John R. Bolton is a senior fellow at AEI, where he studies foreign policy and international organizations. Ambassador Bolton served as the U.S. permanent representative to the United Nations from August 2005 to December 2006. From May 2001 to May 2005, he was under secretary of state for arms control and international security. Prior to this, Ambassador Bolton was the senior vice president of AEI and also held a number of positions in public service, including assistant secretary of state for international organization affairs, 1989–93; assistant attorney general, 1985–89; assistant administrator for program and policy coordination, U.S. Agency for International Development (USAID), 1982–83; and USAID general counsel, 1981–82. From 1983 to 1985, Ambassador Bolton was an associate and then member of Covington & Burling, LLP. He is the author of Surrender Is Not an Option: Defending America at the United Nations and Abroad (Simon and Schuster, 2007).

 

Honorable Ronald A. Cass is the chairman of the Center for the Rule of Law and the president of Cass & Associates, PC. He serves as international arbitrator in NAFTA, ICSID, UNCITRAL, and AAA cases. He served under presidents Ronald Reagan and George H. W. Bush as vice chairman and commissioner of the U.S. International Trade Commission. Mr. Cass is dean emeritus of Boston University School of Law and was the Melville Madison Bigelow Professor of Law from 1995 to 2004. He is the chairman of the Federalist Society Practice Group on International Law and National Security and has authored several books, including The Rule of Law in America (Johns Hopkins University Press, 2001); International Trade Law, with Michael Knoll (Ashgate Publishing, 2003); and Administrative Law, with Colin S. Diver and Jack M. Beermann (5th ed., Aspen Law & Business, 2006).

 

James P. Kelly III is the director of international affairs for the Federalist Society for Law and Public Policy Studies. Since 2004, he has served as the Federalist Society’s representative on the U.S. National Commission for the United Nations Educational, Scientific and Cultural Organization (UNESCO) as chairman of the Social and Human Sciences Committee. From 2000 to 2004, Mr. Kelly served as president and general counsel for the Solidarity Center for Law and Justice, P.C., a public interest and religious and educational liberty law firm. He has served on a variety of U.S. delegations to United Nations and UNESCO human rights conferences. Mr. Kelly is the author of Christianity, Democracy, and the American Ideal (Sophia Institute Press, 1994), a collection of writings from the political and social philosophy of Jacques Maritain.

 

Leonard A. Leo is the executive vice president of the Federalist Society for Law and Public Policy Studies. Previously, Mr. Leo served as a law clerk to Judge A. Raymond Randolph of the U.S. Court of Appeals for the D.C. Circuit and to Judge Randall Rader of the U.S. Court of Federal Claims. He also worked as an associate attorney in the law firm of Sills Beck. Mr. Leo serves as on officer of the American Bar Association’s Section of Administrative Law and works as a consultant on litigation and legislative projects. He has published many articles and is coeditor of Presidential Leadership: Rating the Best and the Worst in the White House (Simon & Schuster, 2004).

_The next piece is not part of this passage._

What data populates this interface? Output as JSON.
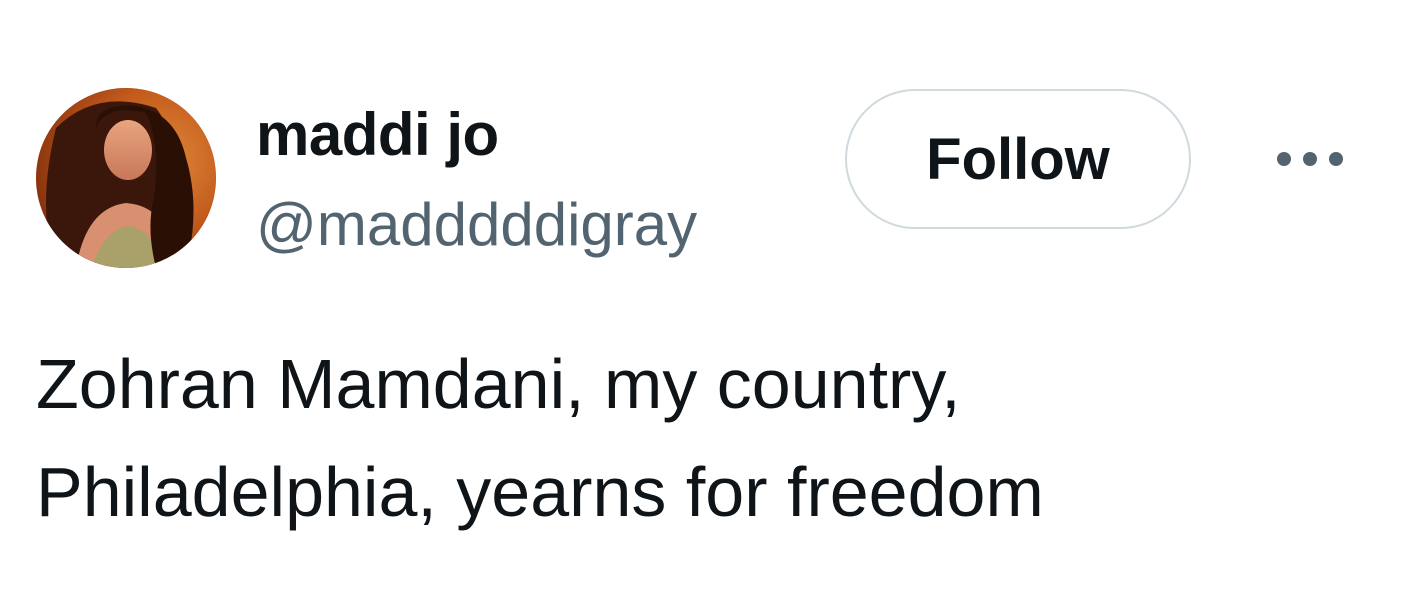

Alyssa Luttjohann is a program manager for Global Governance Watch and the deputy director of international affairs at the Federalist Society for Law and Public Policy Studies, where she has worked since 2006. Prior to joining the Federalist Society, Ms. Luttjohann was an intern for Lynne Cheney at AEI and Representative Henry Hyde (R-Ill.) in his Washington, D.C., office. 

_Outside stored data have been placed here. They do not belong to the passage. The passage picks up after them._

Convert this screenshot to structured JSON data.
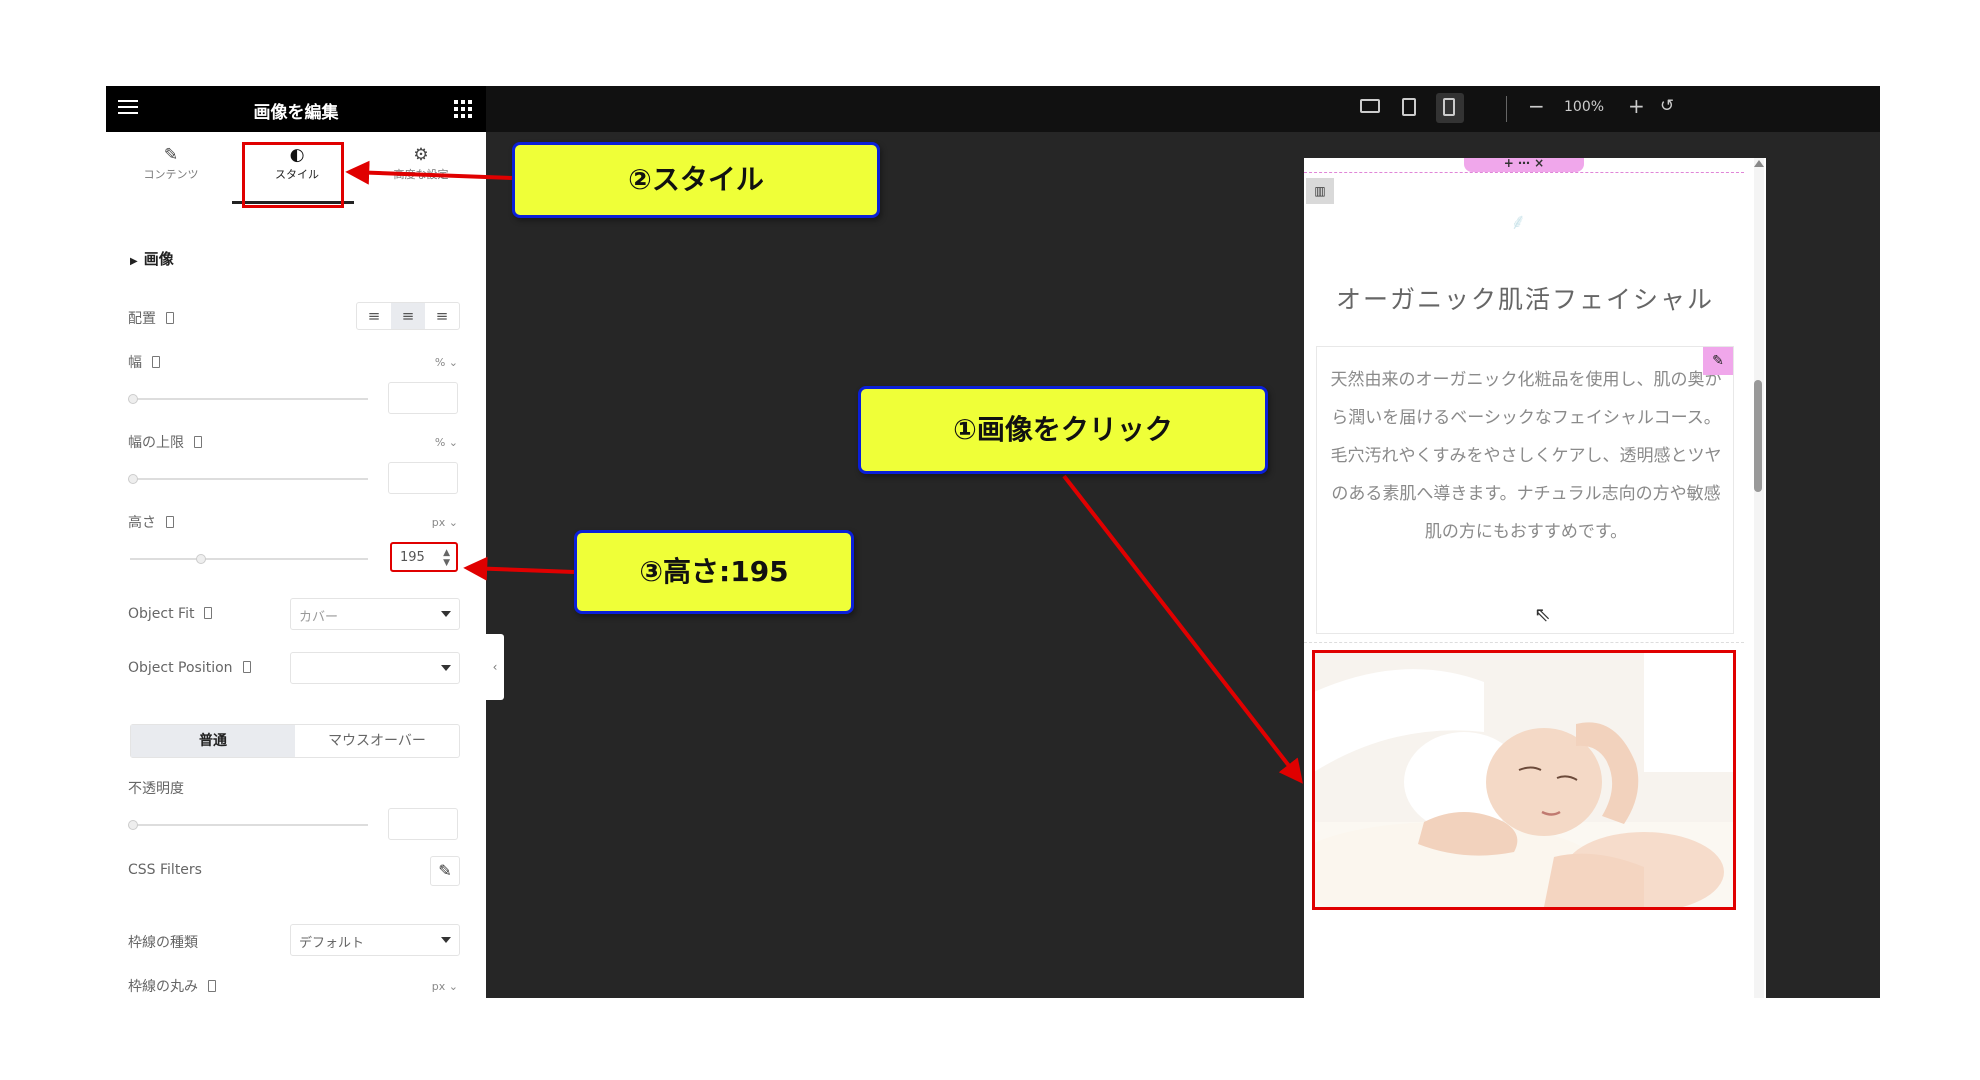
{
  "panel": {
    "title": "画像を編集",
    "tabs": [
      {
        "label": "コンテンツ",
        "icon": "pencil-icon"
      },
      {
        "label": "スタイル",
        "icon": "half-circle-icon"
      },
      {
        "label": "高度な設定",
        "icon": "gear-icon"
      }
    ],
    "section_title": "画像",
    "fields": {
      "align_label": "配置",
      "width_label": "幅",
      "width_unit": "% ⌄",
      "max_width_label": "幅の上限",
      "max_width_unit": "% ⌄",
      "height_label": "高さ",
      "height_unit": "px ⌄",
      "height_value": "195",
      "height_slider_level": 0.3,
      "object_fit_label": "Object Fit",
      "object_fit_value": "カバー",
      "object_position_label": "Object Position",
      "object_position_value": "",
      "state_normal": "普通",
      "state_hover": "マウスオーバー",
      "opacity_label": "不透明度",
      "css_filters_label": "CSS Filters",
      "border_type_label": "枠線の種類",
      "border_type_value": "デフォルト",
      "border_radius_label": "枠線の丸み",
      "border_radius_unit": "px ⌄"
    }
  },
  "topbar": {
    "zoom": "100%",
    "devices": [
      "desktop-icon",
      "tablet-icon",
      "mobile-icon"
    ],
    "active_device": "mobile-icon"
  },
  "preview": {
    "heading": "オーガニック肌活フェイシャル",
    "body": "天然由来のオーガニック化粧品を使用し、肌の奥から潤いを届けるベーシックなフェイシャルコース。毛穴汚れやくすみをやさしくケアし、透明感とツヤのある素肌へ導きます。ナチュラル志向の方や敏感肌の方にもおすすめです。",
    "handle_icons": "+ ⋯ ×"
  },
  "annotations": {
    "step1": "①画像をクリック",
    "step2": "②スタイル",
    "step3": "③高さ:195",
    "highlight_color": "#e00000",
    "callout_fill": "#efff38",
    "callout_border": "#0a1fd8"
  }
}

David M. Peyton Jr. is a program manager for Global Governance Watch and a research assistant at AEI. Prior to joining AEI, he worked as a program associate for Humanity in Action Berlin, a nonprofit organization that researches human and minority rights topics in Western Europe. Mr. Peyton has worked as a project associate at URWEGO Community Banking, S.A., in Kigali, Rwanda, where he assisted with microfinance product design and impact assessment. He was also a research assistant at Wheaton College in Illinois, where he worked on a National Science Foundation grant to evaluate property rights reform in the Great Lakes region of Africa

Danielle Pletka is the vice president for foreign and defense policy studies at AEI. Her research areas include the Middle East, South Asia, terrorism, and weapons proliferation. While at AEI, Ms. Pletka has developed a conference series on rebuilding post-Saddam Iraq and a project on democracy in the Arab world. She recently served as a member of the congressionally mandated Task Force on the United Nations, established by the United States Institute of Peace. Before coming to AEI, she served for ten years as a senior professional staff member for the Near East and South Asia on the U.S. Senate Committee on Foreign Relations.

 

Grover Joseph Rees III is the special representative for social issues in the International Organizations Bureau at the Department of State. From January 2001 until December 2002, he served as counsel to the Committee on International Relations of the U.S. House of Representatives. Ambassador Rees served as general counsel of the U.S. Immigration and Naturalization Service from 1991 until 1993 and as chief justice (and later associate justice) of the High Court of American Samoa between 1986 and 1991. He was an assistant professor of law at the University of Texas, a law clerk to Associate Justice Albert Tate Jr. of the Supreme Court of Louisiana, and the press assistant to Representative David C. Treen (R.-La.).

 

Claudia Rosett is a journalist-in-residence at the Foundation for Defense of Democracies, writing on international affairs. Ms. Rosett regularly writes for publications such as the Wall Street Journal, the New York Times, The American Spectator, and The Weekly Standard. Her work on exposing the United Nations Oil-for-Food scandal earned her the 2005 Eric Breindel Award and the Mightier Pen Award. Ms. Rosett served as a member of the Wall Street Journal’s editorial board in New York from 1997 to 2002 and as a reporter and then bureau chief in the journal’s Moscow bureau between 1993 and 1996. For her on-site coverage of China’s 1989 Tiananmen Square uprising, Ms. Rosett won an Overseas Press Club Citation for Excellence.